When speaking to our clients or potential clients, it’s one of the first questions that comes up. Often early on. Sometimes within minutes.
“How much should we be spending on Google Ads?”
It’s a good question. As with anything in business, your marketing spend matters. You want to know what you’re putting in, and what you’re likely to get back out of it. But the honest answer is, it depends.
In my experience, I’ve seen businesses spend a few hundred pounds a month on PPC and make it work. I’ve also seen others spend thousands and struggle to get a return. The difference isn’t always the budget itself. It’s how that budget lines up with what they’re trying to achieve.
First things first.
Before you get into numbers, you need to be clear on why you’re running Google Ads in the first place.
Is it leads? Online sales? More brand awareness?
Some businesses just want a flow of enquiries to keep things ticking over, whilst others want to grow quickly and compete at the top of the page. Both are completely valid, but they simply can’t sit at the same level when it comes to marketing spend.
Where things tend to go wrong is when expectations are high, but the budget doesn’t quite match. That’s usually when people turn their backs on PPC, but it often just hasn’t been given a chance to perform.
Time to get competitive.
Google Ads is an auction. You’re bidding against other businesses who want to show up for the same searches. Imagine Homes Under The Hammer… but digital.
In some industries, that’s manageable. In others, it’s intense. You might see clicks at £2 or £3 in one sector, and £20 or more in another. Legal, finance and insurance are good examples of where costs can climb quickly and suddenly, the results you’re looking for become unachievable.
That doesn’t mean you avoid those industries. It just means you need to go in with realistic expectations. If your budget is too tight in a competitive space, you’ll struggle to get enough data to make proper decisions. And without that data, it becomes guesswork.
What do businesses usually spend?.
There’s no fixed number, but there are patterns.
Smaller businesses often start somewhere between £300 and £1,000 a month on Google Ads. It gives you enough to test the waters, see what the results are and start building an understanding of what works. As things develop, it’s common to see that increase. Somewhere between £1,000 and £5,000 tends to be where businesses start taking PPC more seriously and looking to grow.
Then you’ve got businesses operating at a much higher level, particularly in competitive industries, where spend can go well beyond that each month. However spend on its own doesn’t mean much, and a well-managed account with a smaller budget can outperform a larger one if the thinking behind it is right.
It’s not just about what you spend.
One of the biggest mistakes is focusing purely on cost. What matters more is what your Google Ads are actually producing.
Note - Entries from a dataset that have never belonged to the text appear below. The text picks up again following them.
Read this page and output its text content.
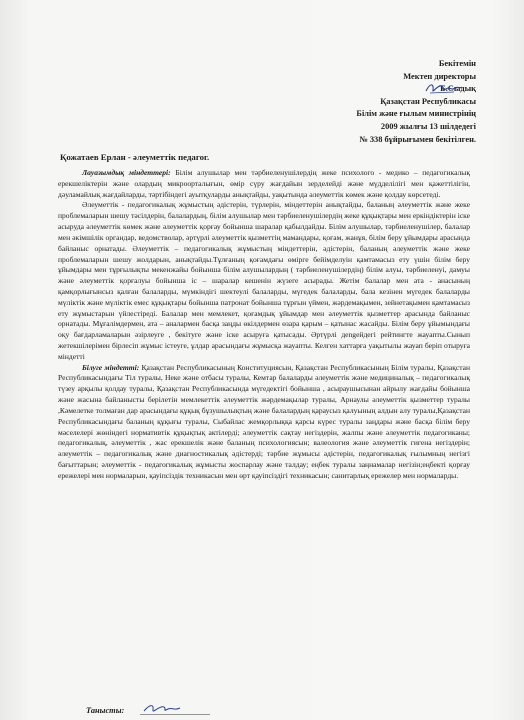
Бекітемін
Мектеп директоры
Б.Сыдық
Қазақстан Республикасы
Білім және ғылым министрінің
2009 жылғы 13 шілдедегі
№ 338 бұйрығымен бекітілген.
Қожатаев Ерлан - әлеуметтік педагог.

Лауазымдық міндеттері: Білім алушылар мен тәрбиеленушілердің жеке психолого - медико – педагогикалық ерекшеліктерін және олардың микроорталығын, өмір сүру жағдайын зерделейді және мүдделілігі мен қажеттілігін, дәуламайлық жағдайларды, тәртібіндегі ауытқуларды анықтайды, уақытында әлеуметтік көмек және қолдау көрсетеді.

Әлеуметтік - педагогикалық жұмыстың әдістерін, түрлерін, міндеттерін анықтайды, баланың әлеуметтік және жеке проблемаларын шешу тәсілдерін, балалардың, білім алушылар мен тәрбиеленушілердің жеке құқықтары мен еркіндіктерін іске асыруда әлеуметтік көмек және әлеуметтік қорғау бойынша шаралар қабылдайды. Білім алушылар, тәрбиеленушілер, балалар мен әкімшілік органдар, ведомстволар, әртүрлі әлеуметтік қызметтің мамандары, қоғам, жанұя, білім беру ұйымдары арасында байланыс орнатады. Әлеуметтік – педагогикалық жұмыстың міндеттерін, әдістерін, баланың әлеуметтік және жеке проблемаларын шешу жолдарын, анықтайды.Тұлғаның қоғамдағы өмірге бейімделуін қамтамасыз ету үшін білім беру ұйымдары мен тұрғылықты мекенжайы бойынша білім алушылардың ( тәрбиеленушілердің) білім алуы, тәрбиеленуі, дамуы және әлеуметтік қорғалуы бойынша іс – шаралар кешенін жүзеге асырады. Жетім балалар мен ата - анасының қамқорлығынсыз қалған балаларды, мүмкіндігі шектеулі балаларды, мүгедек балаларды, бала кезінен мүгедек балаларды мүліктік және мүліктік емес құқықтары бойынша патронат бойынша тұрғын үймен, жәрдемақымен, зейнетақымен қамтамасыз ету жұмыстарын үйлестіреді. Балалар мен мемлекет, қоғамдық ұйымдар мен әлеуметтік қызметтер арасында байланыс орнатады. Мұғалімдермен, ата – аналармен басқа заңды өкілдермен өзара қарым – қатынас жасайды. Білім беру ұйымындағы оқу бағдарламаларын әзірлеуге , бекітуге және іске асыруға қатысады. Әртүрлі дengейдегі рейтингте жауапты.Сынып жетекшілерімен бірлесіп жұмыс істеуге, ұлдар арасындағы жұмысқа жауапты. Келген хаттарға уақытылы жауап беріп отыруға міндетті

Білуге міндетті: Қазақстан Республикасының Конституциясын, Қазақстан Республикасының Білім туралы, Қазақстан Республикасындағы Тіл туралы, Неке және отбасы туралы, Кемтар балаларды әлеуметтік және медициналық – педагогикалық түзеу арқылы қолдау туралы, Қазақстан Республикасында мүгедектігі бойынша , асыраушысынан айрылу жағдайы бойынша және жасына байланысты берілетін мемлекеттік әлеуметтік жәрдемақылар туралы, Арнаулы әлеуметтік қызметтер туралы ,Кәмелетке толмаған дар арасындағы құқық бұзушылықтың және балалардың қараусыз қалуының алдын алу туралы,Қазақстан Республикасындағы баланың құқығы туралы, Сыбайлас жемқорлыққа қарсы күрес туралы заңдары және басқа білім беру мәселелері жөніндегі нормативтік құқықтық актілерді; әлеуметтік сақтау негіздерін, жалпы және әлеуметтік педагогиканы; педагогикалық, әлеуметтік , жас ерекшелік және баланың психологиясын; валеология және әлеуметтік гигена негіздерін; әлеуметтік – педагогикалық және диагностикалық әдістерді; тәрбие жұмысы әдістерін, педагогикалық ғылымның негізгі бағыттарын; әлеуметтік - педагогикалық жұмысты жоспарлау және талдау; еңбек туралы заңнамалар негізін;еңбекті қорғау ережелері мен нормаларын, қауіпсіздік техникасын мен өрт қауіпсіздігі техникасын; санитарлық ережелер мен нормаларды.

Танысты:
If your PPC activity is bringing in consistent leads or sales, and the numbers make sense for your business, then your marketing spend is doing its job. At that point, you can look at scaling it.
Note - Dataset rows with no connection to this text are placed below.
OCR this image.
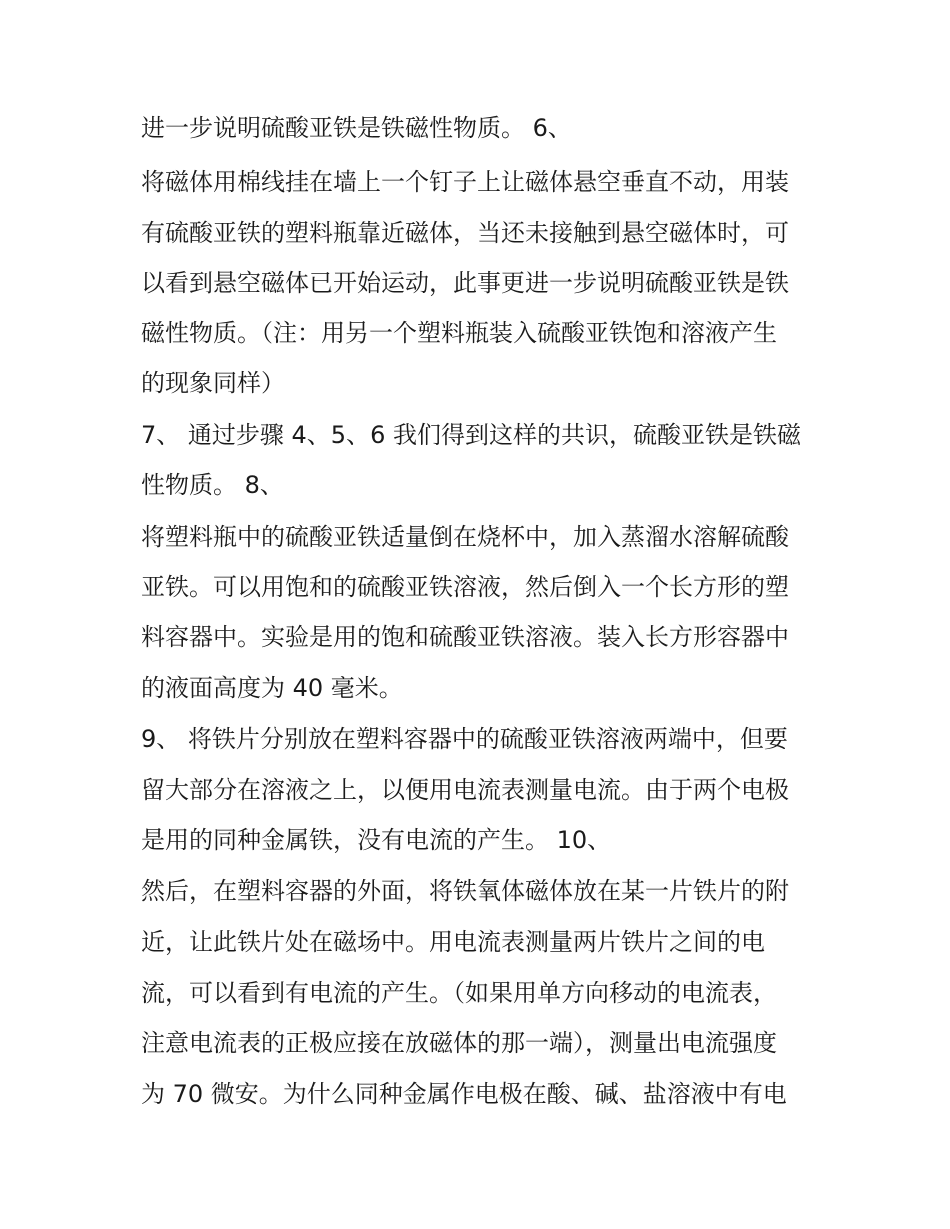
进一步说明硫酸亚铁是铁磁性物质。 6、
将磁体用棉线挂在墙上一个钉子上让磁体悬空垂直不动，用装
有硫酸亚铁的塑料瓶靠近磁体，当还未接触到悬空磁体时，可
以看到悬空磁体已开始运动，此事更进一步说明硫酸亚铁是铁
磁性物质。（注：用另一个塑料瓶装入硫酸亚铁饱和溶液产生
的现象同样）
7、 通过步骤 4、5、6 我们得到这样的共识，硫酸亚铁是铁磁
性物质。 8、
将塑料瓶中的硫酸亚铁适量倒在烧杯中，加入蒸溜水溶解硫酸
亚铁。可以用饱和的硫酸亚铁溶液，然后倒入一个长方形的塑
料容器中。实验是用的饱和硫酸亚铁溶液。装入长方形容器中
的液面高度为 40 毫米。
9、 将铁片分别放在塑料容器中的硫酸亚铁溶液两端中，但要
留大部分在溶液之上，以便用电流表测量电流。由于两个电极
是用的同种金属铁，没有电流的产生。 10、
然后，在塑料容器的外面，将铁氧体磁体放在某一片铁片的附
近，让此铁片处在磁场中。用电流表测量两片铁片之间的电
流，可以看到有电流的产生。（如果用单方向移动的电流表，
注意电流表的正极应接在放磁体的那一端），测量出电流强度
为 70 微安。为什么同种金属作电极在酸、碱、盐溶液中有电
If it’s not producing anything meaningful, increasing the budget usually isn’t the fix.
That’s where other factors come in. Targeting, ad quality, landing pages, and whether you’re tracking things properly in the first place. You need to be targeting the right audience to yield the results you want, and without tracking, you don’t really know what’s working and what isn’t.
It takes time to get right.
There’s also an expectation that you can switch Google Ads on and see instant results straight away. It doesn’t always work like that, and a degree of patience is required.
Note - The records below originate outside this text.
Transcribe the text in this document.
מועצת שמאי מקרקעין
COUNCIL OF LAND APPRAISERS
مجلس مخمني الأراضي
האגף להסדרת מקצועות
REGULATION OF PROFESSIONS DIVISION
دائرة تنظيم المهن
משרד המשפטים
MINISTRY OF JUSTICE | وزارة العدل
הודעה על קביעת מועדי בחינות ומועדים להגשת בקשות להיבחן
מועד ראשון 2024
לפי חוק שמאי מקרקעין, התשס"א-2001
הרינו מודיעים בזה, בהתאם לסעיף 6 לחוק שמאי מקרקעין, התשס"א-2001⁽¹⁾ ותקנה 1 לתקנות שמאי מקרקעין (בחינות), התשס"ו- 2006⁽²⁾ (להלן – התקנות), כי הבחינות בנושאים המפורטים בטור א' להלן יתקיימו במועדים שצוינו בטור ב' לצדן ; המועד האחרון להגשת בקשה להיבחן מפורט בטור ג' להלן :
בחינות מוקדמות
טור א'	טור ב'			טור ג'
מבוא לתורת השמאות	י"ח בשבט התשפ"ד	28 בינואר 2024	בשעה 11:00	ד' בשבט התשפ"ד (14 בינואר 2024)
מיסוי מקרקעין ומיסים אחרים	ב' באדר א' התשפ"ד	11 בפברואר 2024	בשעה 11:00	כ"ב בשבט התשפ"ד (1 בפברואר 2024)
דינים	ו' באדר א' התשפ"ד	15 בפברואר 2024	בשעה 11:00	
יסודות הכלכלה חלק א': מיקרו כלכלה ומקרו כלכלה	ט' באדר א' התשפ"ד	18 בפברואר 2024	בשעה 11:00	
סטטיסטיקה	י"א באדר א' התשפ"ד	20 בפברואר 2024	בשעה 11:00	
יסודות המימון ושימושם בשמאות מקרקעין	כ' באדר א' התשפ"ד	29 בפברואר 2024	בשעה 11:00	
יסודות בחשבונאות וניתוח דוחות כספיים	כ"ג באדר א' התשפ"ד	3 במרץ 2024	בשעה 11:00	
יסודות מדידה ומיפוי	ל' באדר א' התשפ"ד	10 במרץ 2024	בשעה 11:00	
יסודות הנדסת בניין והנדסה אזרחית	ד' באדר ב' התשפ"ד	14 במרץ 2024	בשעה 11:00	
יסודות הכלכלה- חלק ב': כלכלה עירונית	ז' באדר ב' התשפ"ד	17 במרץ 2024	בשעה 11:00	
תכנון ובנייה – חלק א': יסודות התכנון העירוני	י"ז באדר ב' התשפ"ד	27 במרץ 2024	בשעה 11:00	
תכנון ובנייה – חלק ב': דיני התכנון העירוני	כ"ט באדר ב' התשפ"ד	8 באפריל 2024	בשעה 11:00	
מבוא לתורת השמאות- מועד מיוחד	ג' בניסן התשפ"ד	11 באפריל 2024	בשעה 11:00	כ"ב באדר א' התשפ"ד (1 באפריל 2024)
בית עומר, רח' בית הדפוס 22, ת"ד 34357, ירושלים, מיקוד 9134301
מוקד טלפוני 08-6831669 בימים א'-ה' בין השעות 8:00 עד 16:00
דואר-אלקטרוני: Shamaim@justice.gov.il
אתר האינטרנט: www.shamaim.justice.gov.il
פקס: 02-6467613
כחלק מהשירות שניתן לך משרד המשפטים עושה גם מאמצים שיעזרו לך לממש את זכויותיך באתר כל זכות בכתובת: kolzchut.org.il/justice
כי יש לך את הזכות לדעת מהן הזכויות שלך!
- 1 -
The early stages are usually about testing and learning. Trying different keywords, adjusting ads, refining the way campaigns are set up.
Some things will work straight away. Others won’t.
Over time, it starts to become clearer. You get a better feel for what your PPC activity is doing, where your budget is best placed, and what needs to change. Your PPC activity should grow and evolve over time, and you should actively monitor and revise what it is doing on a regular basis.
When to get a second opinion.
A lot of businesses try running Google Ads themselves, and that’s fine.
But if you’re not sure what you’re looking at, or you’ve tried it before and it didn’t really go anywhere, it’s worth speaking to someone who deals with PPC day in, day out.
A decent conversation early on can save a lot of wasted marketing spend further down the line. And sometimes it’s not about increasing the budget. It’s about using it better.
PPC is a constantly changing beast, so keeping up to date with best practice can be tricky if you don’t know what you’re doing!
Know your level.
Most businesses end up finding a level that works for them over time. They start somewhere, see what comes back, adjust things, and build from there. Some stay steady with a smaller budget. Others scale up once they know it’s working.
There isn’t a neat number that fits everyone.
It’s more a case of understanding your space, being realistic about what it takes to compete, and making sure your Google Ads are actually doing what you need them to do.